Cryptocurrency vs Stocks: Where Are Russian Investors' Money Actually Going in 2026?
In the fall of 2025, Bitcoin updated its all-time high, but this was followed by a prolonged correction. Against this backdrop, Russia tightened regulation of digital currencies, while the stock market continues to operate under transparent rules and delights with dividends. A natural question arises: has a massive outflow of retail investor capital from cryptocurrencies into stocks begun?
Is there capital movement?
Expert opinions are divided. Some analysts record a flow but call it insignificant. According to their logic, after the BTC peak, many wanted to lock in profits or simply grew tired of volatility. At the same time, the Russian stock market in 2026 offered attractive dividend stories and greater transparency. The tightening of crypto regulation only added uncertainty, pushing some players toward more understandable instruments.
However, other experts categorically disagree with the thesis of a massive flow. They argue that cryptocurrencies and stocks are fundamentally different investment strategies, and their audiences overlap only slightly. Moreover, some point to reverse dynamics: an outflow of funds from the stock market is observed, which goes not into crypto but into bank deposits and current consumption.
Skeptics of the flow idea provide a compelling argument—the fwd P/E multiplier of the Russian market, which stands at only 3.7 against the historical average of 6.2 over the last 10 years. This means valuations of domestic companies are more than 60% below their average norm. Such low quotes, in their opinion, completely refute the hypothesis of an inflow of private money into stocks. The market is pressured by geopolitics, sanctions, and the record-high key rate of the Central Bank.
Risk and return: where is it higher?
On this issue, analysts are unanimous. Both stocks and cryptocurrencies in Russia belong to risky asset classes, but the level of risk and potential return for digital coins is an order of magnitude higher. After deep corrections (both in crypto from the highs of July 2026 and in the stock market after the 2022 downturn), returns in both segments can be very high. Nevertheless, over a one-year horizon, the overall risk of cryptocurrency is certainly higher.
Blue chips offer investors much more predictable returns with significantly lower risk. Cryptocurrencies, meanwhile, consistently retain the potential for both super-profits and instant sharp losses. Additionally, digital currencies have specific infrastructure risks (hacks, key loss, regulatory issues) that stocks fundamentally lack.
Do these instruments compete for the same investor?
Most experts lean toward the theory of different audiences. Users of these products vary greatly. They overlap mainly in the segment of experienced traders with a well-diversified portfolio across different economic cycles. However, among those who buy crypto, there are many people willing to tolerate high volatility but categorically unwilling to deal with official brokers, tax reporting, and other bureaucracy.
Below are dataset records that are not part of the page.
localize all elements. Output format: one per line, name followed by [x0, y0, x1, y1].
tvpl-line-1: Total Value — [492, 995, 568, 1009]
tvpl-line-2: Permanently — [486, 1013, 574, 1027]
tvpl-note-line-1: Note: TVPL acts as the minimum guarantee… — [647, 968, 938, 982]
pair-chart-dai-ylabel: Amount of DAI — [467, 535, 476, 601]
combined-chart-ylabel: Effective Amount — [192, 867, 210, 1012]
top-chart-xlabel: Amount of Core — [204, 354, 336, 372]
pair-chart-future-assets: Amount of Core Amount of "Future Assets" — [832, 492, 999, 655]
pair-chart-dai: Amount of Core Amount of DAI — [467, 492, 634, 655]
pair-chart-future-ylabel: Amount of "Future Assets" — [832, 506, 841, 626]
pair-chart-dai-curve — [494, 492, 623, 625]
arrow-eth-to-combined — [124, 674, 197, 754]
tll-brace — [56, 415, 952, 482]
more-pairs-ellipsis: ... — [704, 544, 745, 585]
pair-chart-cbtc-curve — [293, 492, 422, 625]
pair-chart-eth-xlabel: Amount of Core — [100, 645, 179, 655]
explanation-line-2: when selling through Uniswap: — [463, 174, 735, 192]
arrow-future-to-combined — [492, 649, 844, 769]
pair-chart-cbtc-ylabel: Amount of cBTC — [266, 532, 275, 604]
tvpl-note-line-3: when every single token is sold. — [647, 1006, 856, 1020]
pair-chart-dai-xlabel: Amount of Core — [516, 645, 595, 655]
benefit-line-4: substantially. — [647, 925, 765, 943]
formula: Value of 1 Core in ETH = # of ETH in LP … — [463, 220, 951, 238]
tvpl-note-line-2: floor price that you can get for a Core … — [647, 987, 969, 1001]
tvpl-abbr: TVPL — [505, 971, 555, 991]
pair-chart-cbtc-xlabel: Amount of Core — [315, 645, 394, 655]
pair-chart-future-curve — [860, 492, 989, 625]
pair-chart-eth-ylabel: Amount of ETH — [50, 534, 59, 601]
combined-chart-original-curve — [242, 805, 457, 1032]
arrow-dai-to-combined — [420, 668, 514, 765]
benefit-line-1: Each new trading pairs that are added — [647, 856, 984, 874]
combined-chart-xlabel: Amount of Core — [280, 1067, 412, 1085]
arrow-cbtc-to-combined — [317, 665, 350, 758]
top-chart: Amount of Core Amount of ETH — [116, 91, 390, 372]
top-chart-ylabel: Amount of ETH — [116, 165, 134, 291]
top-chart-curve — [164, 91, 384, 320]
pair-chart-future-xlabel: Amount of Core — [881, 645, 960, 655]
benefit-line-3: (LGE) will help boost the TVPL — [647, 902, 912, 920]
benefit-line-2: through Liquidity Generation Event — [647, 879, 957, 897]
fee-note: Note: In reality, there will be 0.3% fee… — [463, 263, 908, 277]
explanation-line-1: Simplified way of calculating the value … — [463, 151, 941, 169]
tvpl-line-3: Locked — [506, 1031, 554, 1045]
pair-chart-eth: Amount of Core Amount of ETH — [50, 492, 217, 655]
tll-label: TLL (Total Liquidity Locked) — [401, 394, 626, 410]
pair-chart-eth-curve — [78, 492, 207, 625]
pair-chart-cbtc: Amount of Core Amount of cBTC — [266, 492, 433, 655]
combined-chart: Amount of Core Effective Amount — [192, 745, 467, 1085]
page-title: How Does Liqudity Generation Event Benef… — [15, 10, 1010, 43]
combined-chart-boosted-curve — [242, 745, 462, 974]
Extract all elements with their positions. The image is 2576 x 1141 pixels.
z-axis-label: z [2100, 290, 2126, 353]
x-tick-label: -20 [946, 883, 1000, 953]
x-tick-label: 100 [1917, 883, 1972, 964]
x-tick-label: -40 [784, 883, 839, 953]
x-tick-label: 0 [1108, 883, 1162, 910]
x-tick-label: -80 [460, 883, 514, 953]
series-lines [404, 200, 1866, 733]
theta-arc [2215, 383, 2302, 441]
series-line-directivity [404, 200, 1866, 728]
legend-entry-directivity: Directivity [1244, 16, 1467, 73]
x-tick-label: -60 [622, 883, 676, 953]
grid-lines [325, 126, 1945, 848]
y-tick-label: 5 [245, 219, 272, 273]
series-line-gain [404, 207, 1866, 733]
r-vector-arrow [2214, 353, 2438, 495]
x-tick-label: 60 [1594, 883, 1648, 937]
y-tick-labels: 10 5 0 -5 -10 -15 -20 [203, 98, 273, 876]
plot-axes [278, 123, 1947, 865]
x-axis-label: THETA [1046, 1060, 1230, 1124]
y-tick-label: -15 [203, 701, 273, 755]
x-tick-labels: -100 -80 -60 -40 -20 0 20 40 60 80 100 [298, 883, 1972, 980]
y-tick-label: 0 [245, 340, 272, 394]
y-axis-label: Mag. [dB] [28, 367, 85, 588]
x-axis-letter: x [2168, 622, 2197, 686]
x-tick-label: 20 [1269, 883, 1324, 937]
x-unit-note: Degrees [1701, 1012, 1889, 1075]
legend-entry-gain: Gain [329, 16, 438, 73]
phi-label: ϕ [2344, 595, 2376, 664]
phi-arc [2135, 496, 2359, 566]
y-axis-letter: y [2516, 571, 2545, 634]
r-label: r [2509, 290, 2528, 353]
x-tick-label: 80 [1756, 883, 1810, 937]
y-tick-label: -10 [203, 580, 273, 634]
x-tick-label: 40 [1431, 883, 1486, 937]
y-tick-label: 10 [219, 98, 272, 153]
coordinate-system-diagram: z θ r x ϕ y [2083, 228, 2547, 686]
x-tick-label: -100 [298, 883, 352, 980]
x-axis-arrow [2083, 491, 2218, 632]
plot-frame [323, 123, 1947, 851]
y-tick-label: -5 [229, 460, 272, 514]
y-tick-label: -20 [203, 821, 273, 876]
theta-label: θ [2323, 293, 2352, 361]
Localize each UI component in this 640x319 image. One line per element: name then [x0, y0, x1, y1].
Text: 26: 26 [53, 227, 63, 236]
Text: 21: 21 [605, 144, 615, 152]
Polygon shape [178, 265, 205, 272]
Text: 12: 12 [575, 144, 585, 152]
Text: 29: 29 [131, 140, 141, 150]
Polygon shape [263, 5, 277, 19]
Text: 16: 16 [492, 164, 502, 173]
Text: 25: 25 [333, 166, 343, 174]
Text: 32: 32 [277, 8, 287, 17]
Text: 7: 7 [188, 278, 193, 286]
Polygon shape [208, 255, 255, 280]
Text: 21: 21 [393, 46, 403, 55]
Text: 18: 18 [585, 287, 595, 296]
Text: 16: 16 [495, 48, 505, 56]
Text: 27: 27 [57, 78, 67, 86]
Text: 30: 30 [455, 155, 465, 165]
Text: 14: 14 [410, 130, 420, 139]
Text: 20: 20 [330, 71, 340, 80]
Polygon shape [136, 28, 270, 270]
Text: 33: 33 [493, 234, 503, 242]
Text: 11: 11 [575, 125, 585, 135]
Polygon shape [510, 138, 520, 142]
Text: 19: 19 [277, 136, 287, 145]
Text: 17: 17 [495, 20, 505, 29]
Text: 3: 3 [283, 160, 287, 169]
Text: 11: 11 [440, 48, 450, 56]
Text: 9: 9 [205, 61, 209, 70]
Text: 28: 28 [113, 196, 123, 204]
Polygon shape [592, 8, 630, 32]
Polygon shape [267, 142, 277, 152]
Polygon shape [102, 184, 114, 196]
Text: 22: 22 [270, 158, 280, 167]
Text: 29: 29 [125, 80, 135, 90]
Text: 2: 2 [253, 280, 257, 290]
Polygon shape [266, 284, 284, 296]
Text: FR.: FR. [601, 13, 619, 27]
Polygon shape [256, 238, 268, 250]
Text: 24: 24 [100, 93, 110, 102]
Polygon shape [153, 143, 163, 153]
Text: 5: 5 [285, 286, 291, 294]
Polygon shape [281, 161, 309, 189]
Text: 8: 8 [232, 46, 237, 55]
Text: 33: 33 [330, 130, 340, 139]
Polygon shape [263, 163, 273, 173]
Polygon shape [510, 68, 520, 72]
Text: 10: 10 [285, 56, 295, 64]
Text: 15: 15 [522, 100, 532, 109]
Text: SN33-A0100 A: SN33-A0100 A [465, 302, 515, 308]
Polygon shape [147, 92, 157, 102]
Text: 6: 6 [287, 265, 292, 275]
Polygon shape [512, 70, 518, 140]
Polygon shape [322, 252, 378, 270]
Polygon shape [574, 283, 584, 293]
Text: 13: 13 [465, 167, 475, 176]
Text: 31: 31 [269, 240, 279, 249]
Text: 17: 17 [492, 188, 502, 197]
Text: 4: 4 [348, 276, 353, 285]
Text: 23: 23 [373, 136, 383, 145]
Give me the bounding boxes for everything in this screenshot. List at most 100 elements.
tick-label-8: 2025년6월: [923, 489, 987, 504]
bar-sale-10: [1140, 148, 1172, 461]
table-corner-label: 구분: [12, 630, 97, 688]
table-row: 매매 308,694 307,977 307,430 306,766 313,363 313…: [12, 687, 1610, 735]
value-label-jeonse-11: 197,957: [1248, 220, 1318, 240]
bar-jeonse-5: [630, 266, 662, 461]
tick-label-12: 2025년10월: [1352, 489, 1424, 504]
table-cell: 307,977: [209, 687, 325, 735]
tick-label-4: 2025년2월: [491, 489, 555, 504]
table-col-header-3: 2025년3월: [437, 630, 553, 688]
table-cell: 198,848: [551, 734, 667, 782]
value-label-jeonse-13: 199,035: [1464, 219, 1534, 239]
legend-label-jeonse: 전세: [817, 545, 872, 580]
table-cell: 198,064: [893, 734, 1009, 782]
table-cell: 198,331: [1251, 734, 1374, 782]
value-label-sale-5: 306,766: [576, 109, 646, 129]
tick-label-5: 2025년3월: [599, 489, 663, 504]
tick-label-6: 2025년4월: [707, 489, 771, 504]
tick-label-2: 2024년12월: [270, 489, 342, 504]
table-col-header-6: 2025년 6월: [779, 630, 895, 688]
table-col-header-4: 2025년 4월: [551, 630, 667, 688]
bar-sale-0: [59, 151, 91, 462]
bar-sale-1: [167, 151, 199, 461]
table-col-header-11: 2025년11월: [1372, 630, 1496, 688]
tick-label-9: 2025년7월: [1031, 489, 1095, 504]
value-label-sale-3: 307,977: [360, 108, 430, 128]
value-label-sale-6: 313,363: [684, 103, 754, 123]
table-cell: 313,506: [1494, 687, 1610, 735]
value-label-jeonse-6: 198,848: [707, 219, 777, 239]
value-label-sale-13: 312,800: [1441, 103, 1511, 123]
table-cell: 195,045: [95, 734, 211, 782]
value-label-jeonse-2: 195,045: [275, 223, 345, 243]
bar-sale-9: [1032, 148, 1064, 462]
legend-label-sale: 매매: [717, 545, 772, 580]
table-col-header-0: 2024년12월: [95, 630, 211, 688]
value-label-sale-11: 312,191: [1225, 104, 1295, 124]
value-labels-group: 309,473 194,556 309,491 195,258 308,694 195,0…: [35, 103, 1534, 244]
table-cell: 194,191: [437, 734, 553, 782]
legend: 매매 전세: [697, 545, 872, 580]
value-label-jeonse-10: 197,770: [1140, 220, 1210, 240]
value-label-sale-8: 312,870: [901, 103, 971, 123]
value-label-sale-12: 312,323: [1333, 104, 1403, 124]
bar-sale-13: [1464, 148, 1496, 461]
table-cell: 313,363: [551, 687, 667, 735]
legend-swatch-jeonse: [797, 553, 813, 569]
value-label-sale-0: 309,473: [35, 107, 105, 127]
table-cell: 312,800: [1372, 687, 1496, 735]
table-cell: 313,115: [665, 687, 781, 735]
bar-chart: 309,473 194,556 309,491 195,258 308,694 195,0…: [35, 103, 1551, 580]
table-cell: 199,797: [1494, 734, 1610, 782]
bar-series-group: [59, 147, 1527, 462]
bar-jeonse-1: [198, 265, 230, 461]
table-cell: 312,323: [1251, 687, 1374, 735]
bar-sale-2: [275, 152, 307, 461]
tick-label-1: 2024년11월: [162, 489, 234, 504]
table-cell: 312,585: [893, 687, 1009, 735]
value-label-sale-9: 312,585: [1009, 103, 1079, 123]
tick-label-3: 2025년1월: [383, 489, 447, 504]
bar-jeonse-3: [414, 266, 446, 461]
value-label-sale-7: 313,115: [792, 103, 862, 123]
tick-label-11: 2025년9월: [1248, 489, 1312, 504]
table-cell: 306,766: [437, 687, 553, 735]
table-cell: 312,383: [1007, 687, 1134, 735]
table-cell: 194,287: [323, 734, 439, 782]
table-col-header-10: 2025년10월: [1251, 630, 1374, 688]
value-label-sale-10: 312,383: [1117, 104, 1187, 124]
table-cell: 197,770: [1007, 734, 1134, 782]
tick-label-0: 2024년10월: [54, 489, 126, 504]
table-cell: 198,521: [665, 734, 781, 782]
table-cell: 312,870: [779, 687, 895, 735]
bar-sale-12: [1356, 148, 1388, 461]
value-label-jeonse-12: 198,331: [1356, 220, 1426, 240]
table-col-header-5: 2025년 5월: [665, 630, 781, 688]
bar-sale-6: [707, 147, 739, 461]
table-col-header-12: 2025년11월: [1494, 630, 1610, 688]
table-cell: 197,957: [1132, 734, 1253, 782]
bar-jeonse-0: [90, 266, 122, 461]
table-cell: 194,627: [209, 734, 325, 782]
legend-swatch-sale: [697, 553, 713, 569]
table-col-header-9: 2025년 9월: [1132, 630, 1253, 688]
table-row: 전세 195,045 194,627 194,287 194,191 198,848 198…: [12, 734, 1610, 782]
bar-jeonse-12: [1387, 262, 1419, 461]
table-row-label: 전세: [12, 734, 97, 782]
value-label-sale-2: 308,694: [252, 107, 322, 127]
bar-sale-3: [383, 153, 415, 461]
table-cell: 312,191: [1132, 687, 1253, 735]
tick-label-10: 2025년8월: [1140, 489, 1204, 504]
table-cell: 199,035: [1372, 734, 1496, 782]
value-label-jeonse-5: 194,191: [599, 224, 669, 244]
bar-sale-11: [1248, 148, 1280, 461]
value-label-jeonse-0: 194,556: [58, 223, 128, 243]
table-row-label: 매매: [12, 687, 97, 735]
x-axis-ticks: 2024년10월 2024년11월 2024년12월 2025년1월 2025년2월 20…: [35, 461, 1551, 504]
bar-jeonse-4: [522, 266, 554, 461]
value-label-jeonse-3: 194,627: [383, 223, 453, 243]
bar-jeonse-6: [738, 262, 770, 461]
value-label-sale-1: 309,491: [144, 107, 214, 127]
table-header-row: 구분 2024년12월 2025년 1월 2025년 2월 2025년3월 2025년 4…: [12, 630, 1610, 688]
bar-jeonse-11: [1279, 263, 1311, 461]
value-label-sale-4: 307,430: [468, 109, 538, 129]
For this group, cryptocurrencies seem much simpler and faster.
Other analysts insist that cryptocurrencies in general cannot be considered a direct competitor to the securities market. The scale is incomparable: the entire crypto market capitalization of $2.4 trillion pales in comparison to stock market capitalization. These are two completely different financial worlds.
There is also an opinion that everything depends on the specific phase of the economic cycle. A retail investor typically goes where the hype is. Currently, there is no hype in the Russian stock market, while the crypto industry is in the throes of a crypto winter. During boom periods, these instruments could actively compete, but under conditions of mutual downturn, there are virtually no points of intersection.
Analyst conclusions
Most experts I surveyed do not confirm the hypothesis of a massive outflow of money from Russian retail investors from crypto to stocks. Those who record capital movement call its scale small. Others point to reverse dynamics—an outflow from stocks into savings and undervalued company market valuations.
In risk assessment, analysts are united: crypto remains a more dangerous asset with high potential returns. Classic blue chips show predictable and less volatile results.
My professional opinion: There is no direct competition between these instruments for the retail investor in current conditions. These are two parallel universes. Crypto attracts seekers of super-returns and freedom from regulation, while stocks attract those who value predictability and dividend yield. As long as the Russian stock market remains deeply undervalued due to geopolitical risks and crypto undergoes a prolonged correction, there will be no massive flow. Investors are more likely to take a wait-and-see position, locking in profits in fiat.